The need for academics and scientists to write about their research in ways that will successfully communicate with a varied audience is not new. Formal publications of advanced research have in the past tended to be produced for specialists and experts, but not in all cases – some books and articles have always assumed a more general readership as well. When writing grant applications, research proposals and progress reports, scholars have traditionally had to anticipate readers who will know a great deal about their subject area as well as readers who know very little even about the discipline. The internet as a powerful tool for disseminating research and building careers has greatly increased the need to write for a wide and varied audience, and even the most specialised academic and scientific journals will now ask that manuscripts submitted for publication be written in ways that are accessible to readers of widely varied knowledge bases.

The problem for scholars is that advanced research is often complex, based on a long history of scholarship, intimately connected to the methodologies and language specifically developed in the discipline and thick with analyses, logical speculation and critical thinking. No one would argue that such material is easy to communicate effectively to any audience; far more challenging is a richly mixed readership in which one person might be intimately familiar with the field and its recent developments, whereas another might be entirely new to the material. The following tips may make the task a little easier.

• Organise your content carefully for a logical progression and be sure to use effective transitions in your text to develop your arguments clearly for your readers.
• Give your document a structure that outlines both your research processes and your primary argument. Using divisions and headings of various levels to break complex information down into smaller bites renders difficult material more palatable and digestible.
• Explain the importance of your research in ways that tend to be appealing to universal audiences. Does it develop and test new methodology that challenges the assumptions of earlier researchers? That is an excellent point to highlight for the specialists in your audience, but the results that confirm the seriousness of the challenge and the validity of your approach among experts will also interest a more general audience that is affected by the problem under investigation.

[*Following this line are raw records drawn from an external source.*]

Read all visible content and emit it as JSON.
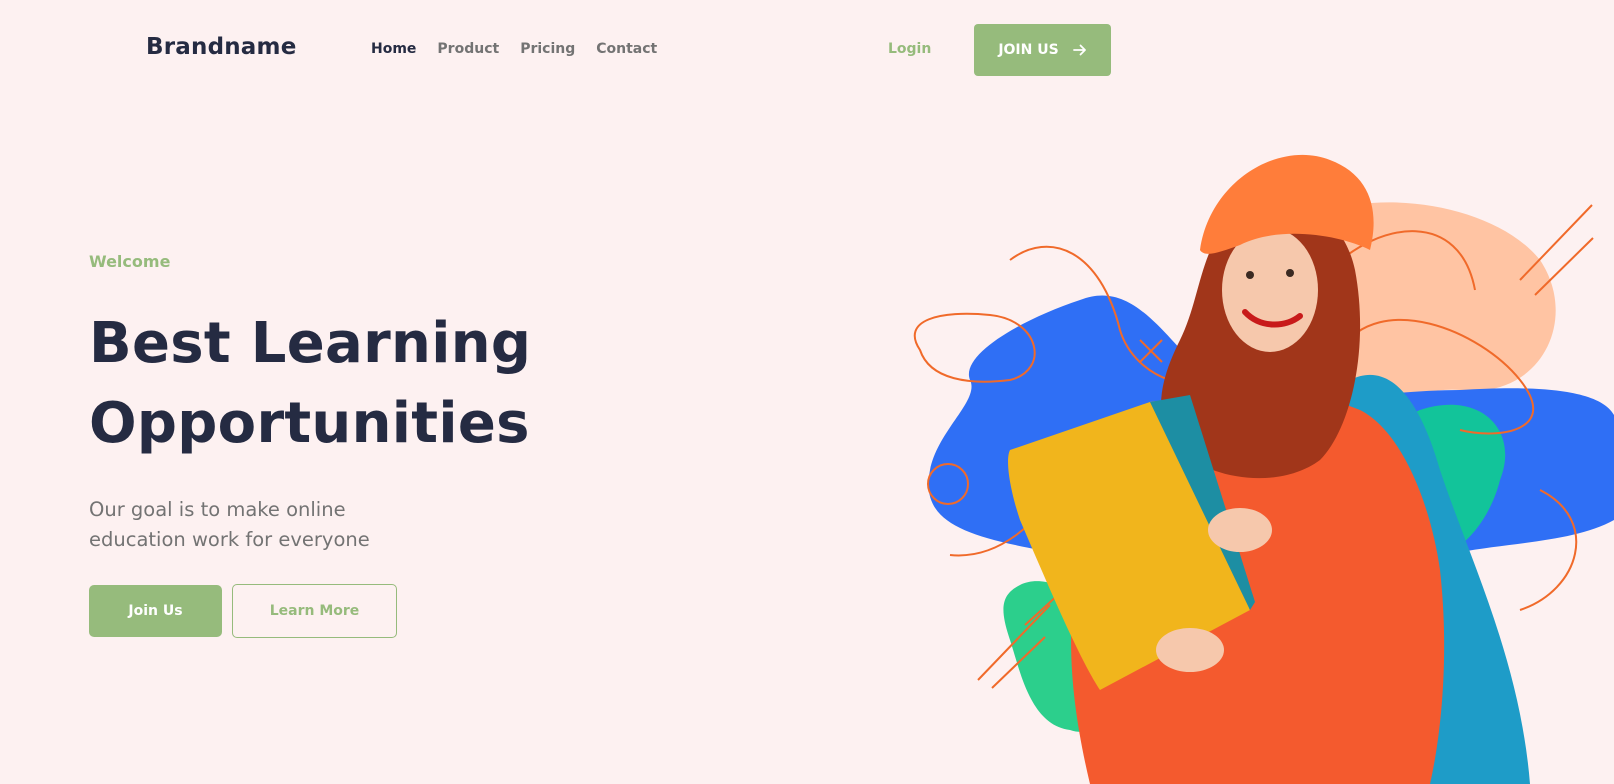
{
  "header": {
    "brand": "Brandname",
    "nav": [
      {
        "label": "Home",
        "active": true
      },
      {
        "label": "Product",
        "active": false
      },
      {
        "label": "Pricing",
        "active": false
      },
      {
        "label": "Contact",
        "active": false
      }
    ],
    "login_label": "Login",
    "join_label": "JOIN US",
    "join_icon": "arrow-right-icon"
  },
  "hero": {
    "eyebrow": "Welcome",
    "title_line1": "Best Learning",
    "title_line2": "Opportunities",
    "subtitle_line1": "Our goal is to make online",
    "subtitle_line2": "education work for everyone",
    "primary_button": "Join Us",
    "secondary_button": "Learn More"
  },
  "colors": {
    "background": "#fdf1f1",
    "accent_green": "#96bb7c",
    "heading": "#252b42",
    "muted_text": "#737373",
    "blob_blue": "#2f6ff5",
    "blob_peach": "#ffc4a3",
    "blob_green": "#12c49a",
    "line_orange": "#f06a2a"
  }
}
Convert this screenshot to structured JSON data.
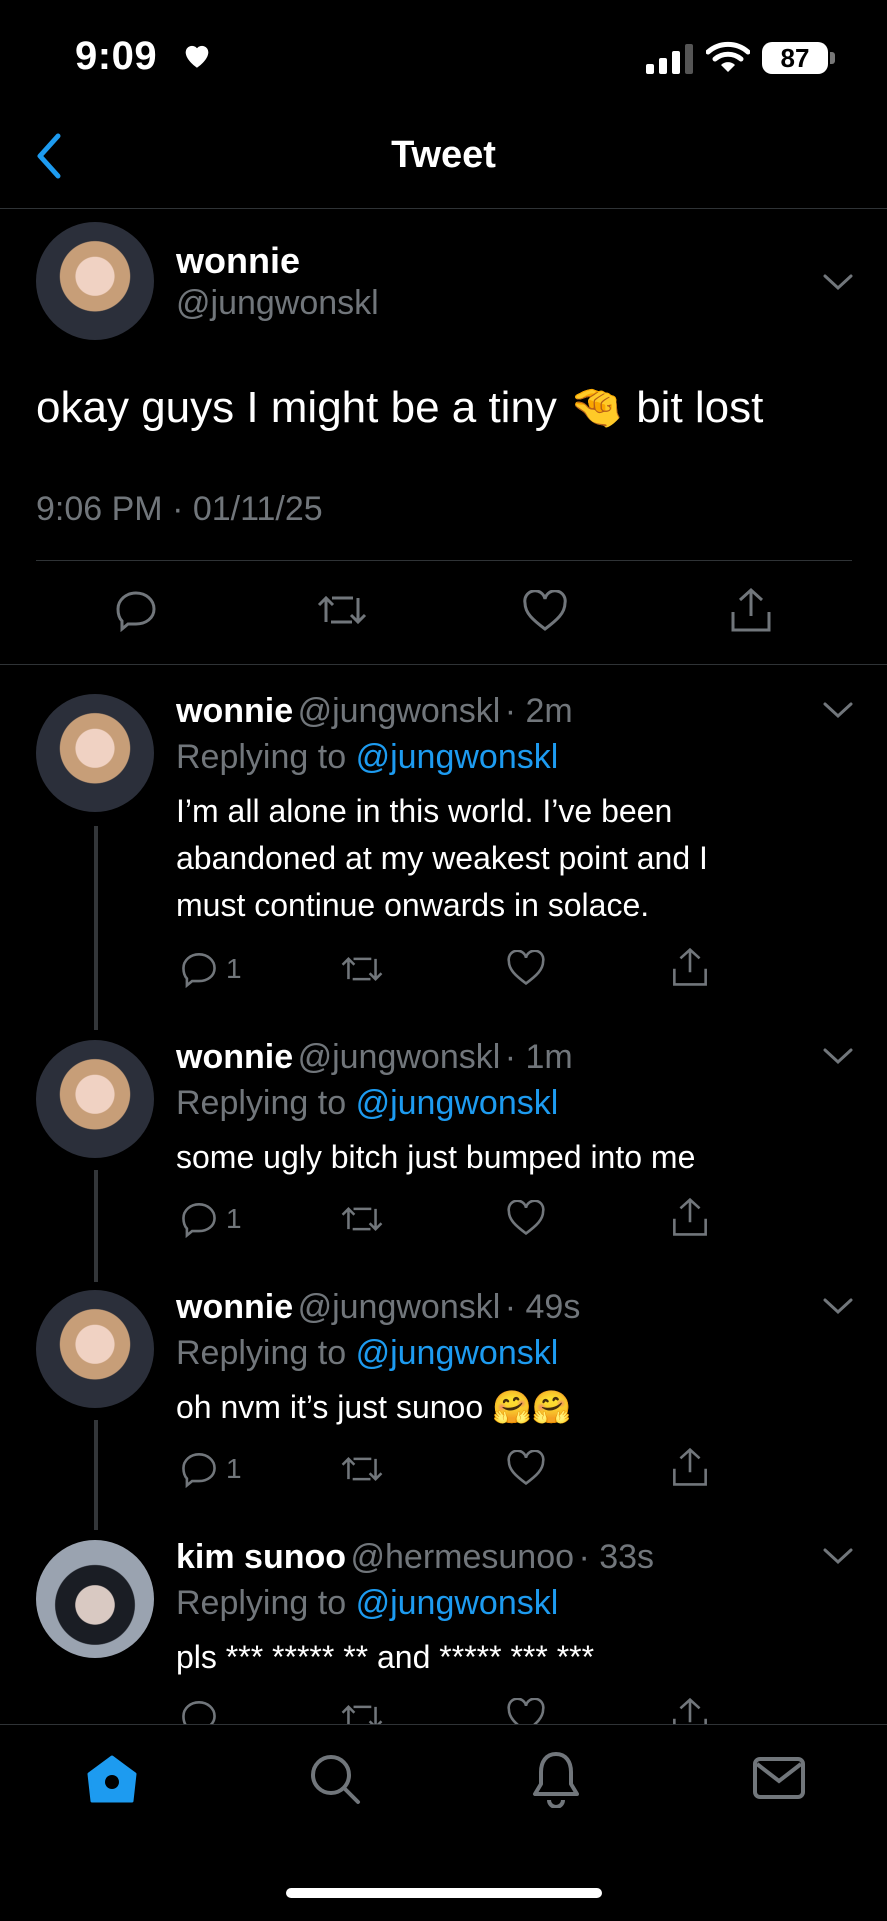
{
  "status_bar": {
    "time": "9:09",
    "battery": "87"
  },
  "header": {
    "title": "Tweet"
  },
  "main_tweet": {
    "name": "wonnie",
    "handle": "@jungwonskl",
    "text_before": "okay guys I might be a tiny",
    "emoji": "🤏",
    "text_after": "bit lost",
    "timestamp": "9:06 PM · 01/11/25"
  },
  "replies": [
    {
      "name": "wonnie",
      "handle": "@jungwonskl",
      "time": "· 2m",
      "replying_label": "Replying to",
      "replying_to": "@jungwonskl",
      "lines": [
        "I’m all alone in this world. I’ve been",
        "abandoned at my weakest point and I",
        "must continue onwards in solace."
      ],
      "reply_count": "1"
    },
    {
      "name": "wonnie",
      "handle": "@jungwonskl",
      "time": "· 1m",
      "replying_label": "Replying to",
      "replying_to": "@jungwonskl",
      "lines": [
        "some ugly bitch just bumped into me"
      ],
      "reply_count": "1"
    },
    {
      "name": "wonnie",
      "handle": "@jungwonskl",
      "time": "· 49s",
      "replying_label": "Replying to",
      "replying_to": "@jungwonskl",
      "lines": [
        "oh nvm it’s just sunoo 🤗🤗"
      ],
      "reply_count": "1"
    },
    {
      "name": "kim sunoo",
      "handle": "@hermesunoo",
      "time": "· 33s",
      "replying_label": "Replying to",
      "replying_to": "@jungwonskl",
      "lines": [
        "pls *** ***** ** and ***** *** ***"
      ],
      "reply_count": ""
    }
  ],
  "colors": {
    "accent": "#1d9bf0",
    "muted": "#71767b",
    "background": "#000000"
  },
  "icons": [
    "heart-icon",
    "cellular-signal-icon",
    "wifi-icon",
    "back-chevron-icon",
    "chevron-down-icon",
    "reply-icon",
    "retweet-icon",
    "like-icon",
    "share-icon",
    "home-icon",
    "search-icon",
    "notifications-icon",
    "messages-icon"
  ]
}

• Use visual aids wherever possible. If you have reams of data to report, set them in tables or lists. If you have complicated laboratory settings to describe, provide images. If your argument will take readers to places they may not know, give them maps. Be sure to label each one with care and to refer accurately to them in your discussion so that you guide readers to your visual aids at appropriate moments in your research story.
• Play up the story aspects of your research as much as possible. Everyone loves a story, even senior researchers, and they are the ones who will best understand the plot of your research and appreciate its new twists.
• Never forget the power of space. It can provide breaks and by its varying size suggest levels of division. It offers a break for the mind as well – a precious moment to absorb new information before moving on to the next point or topic – and it can even calm readers while contributing to an attractive document. Use it well.
• Proofread and correct your text with care. Errors are particularly confusing for readers who are trying to absorb new and complex material, and they are especially obvious to those who know the field and its scholarship well.